ChatGPT is the first step towards the JARVIS of the Iron Man movies: an AI from which we can ask for an explanation and/or analysis on a multitude of topics on which there is publicly available data. And that, instead of merely choosing “the best answer” available on a pre-existing website, as Google does, you can, on the contrary, elaborate your own answer… and make it much more complete and understandable.
Using OpenAI’s new ChatGPT to write a tutorial blog post on plotting with Pandas/Matplotlib, section-by-section, with conversational feedback. (1/3) pic.twitter.com/RxL61OI3H2
— Riley Goodside (@goodside) December 1, 2022
Let’s see here an example of Google vs. ChatGPT about how to represent a differential equation in LaTeX:
Google is done.
Compare the quality of these responses (ChatGPT) pic.twitter.com/VGO7usvlIB
—josh (@jdjkelly) November 30, 2022
Or ask him to explain how to implement a certain function in Solidity language. Or how to write “a really inefficient sorting algorithm in Brainfuck language”. What says the author from the question, “it’s not worth publishing the results that Google gives; it’s just there is no good one because no one has ever asked this question”. But, despite everything, ChatGPT has managed to answer it.
Furthermore, ChatGPT is capable of making suggestions to improve the implementation of certain code that we provide… or of explain where a vulnerability is found and how we could take advantage of it.
omg wtf pic.twitter.com/I2hE0e5ppq
– cts (@gf_256) December 1, 2022
If you are more into graphic design than programming, and already have some experience with AI, you can also use ChatGPT to suggest great and detailed ‘prompts’ (instructions) to generate images using MidJourney or Stable Diffusion:
ok so @OpenAI‘s new #ChatGPT can basically just generate #AIart prompts. I asked a one-line question, and typed the answers verbatim straight into MidJourney and boom. Times are getting weird…🤯 pic.twitter.com/sYwdscUxxf
—Guy Parsons (@GuyP) November 30, 2022
But if you are more of literature and philosophy than programming or graphic design, don’t think that ChatGPT is going to be less useful for you. Not at all: he has a lot to tell us about Borges or Baudrillard. There are already university professors predicting “the death of the college essay” after seeing that this AI provides in just 10 seconds a text that could be adjusted to the statement of the jobs that they send their own students to do. And pass with a note.

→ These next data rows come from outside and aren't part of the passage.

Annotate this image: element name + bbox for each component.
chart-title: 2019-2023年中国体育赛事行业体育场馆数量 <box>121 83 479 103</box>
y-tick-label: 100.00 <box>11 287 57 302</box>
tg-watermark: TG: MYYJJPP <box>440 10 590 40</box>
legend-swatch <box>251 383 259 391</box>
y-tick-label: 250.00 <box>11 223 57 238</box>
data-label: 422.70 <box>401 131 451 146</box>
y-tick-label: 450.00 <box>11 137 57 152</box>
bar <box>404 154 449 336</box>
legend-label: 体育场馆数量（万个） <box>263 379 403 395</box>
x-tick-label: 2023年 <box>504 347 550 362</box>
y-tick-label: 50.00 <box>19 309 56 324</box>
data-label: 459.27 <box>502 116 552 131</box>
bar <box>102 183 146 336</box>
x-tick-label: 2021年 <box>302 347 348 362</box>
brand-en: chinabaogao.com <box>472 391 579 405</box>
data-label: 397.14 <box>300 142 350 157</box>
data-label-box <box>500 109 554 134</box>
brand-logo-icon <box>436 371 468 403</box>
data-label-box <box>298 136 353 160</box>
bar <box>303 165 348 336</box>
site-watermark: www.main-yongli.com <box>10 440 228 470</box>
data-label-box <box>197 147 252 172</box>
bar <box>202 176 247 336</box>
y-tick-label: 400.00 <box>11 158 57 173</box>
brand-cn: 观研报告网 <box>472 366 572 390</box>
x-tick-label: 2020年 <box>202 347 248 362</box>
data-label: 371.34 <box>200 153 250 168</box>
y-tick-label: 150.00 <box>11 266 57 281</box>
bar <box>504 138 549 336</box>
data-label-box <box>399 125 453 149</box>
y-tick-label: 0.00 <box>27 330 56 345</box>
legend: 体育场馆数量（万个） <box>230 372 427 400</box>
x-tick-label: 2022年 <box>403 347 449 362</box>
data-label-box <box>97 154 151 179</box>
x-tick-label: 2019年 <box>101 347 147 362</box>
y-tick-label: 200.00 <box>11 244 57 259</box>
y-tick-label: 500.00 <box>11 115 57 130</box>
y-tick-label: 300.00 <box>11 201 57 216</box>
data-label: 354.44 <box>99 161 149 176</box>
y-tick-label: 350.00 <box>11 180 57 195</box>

I guess GPT-3 is old news, but playing with OpenAI’s new chatbot is mindblowing. https://t.co/so1TuXMQB0
We’re witnessing the death of the college essay in real time. Here’s the response to a prompt from one of my 200-level history classes at Amherst
Solid A- work in 10 seconds pic.twitter.com/z1KPxiAc1O
—Corry Wang (@corry_wang) December 1, 2022
Although it is also true that mathematics is not given as well. “Don’t ask things that I might regurgitate from the dataset [con que fue entrenado]throw some curveball at it: so far, my tests with basic calculus and arithmetic are lacking”:
Don’t ask things that it can regurgitate from its training set. Throw it a few curveballs and see if it can generalize well. So far my tests on some basic calculus and arithmetic is wanting…https://t.co/AWKoY4eLNw
— Tenshi (@Tenshiwrf) December 1, 2022
However, let’s remember that ChatGPT is currently in a trial period in which it is expected, precisely, to ‘hunt’ that kind of defects. In fact, OpenAI encourages users to interact with the AI to warn it that its answer is incorrect and thus be able to correct it, incorporating our correction to the training of the final model.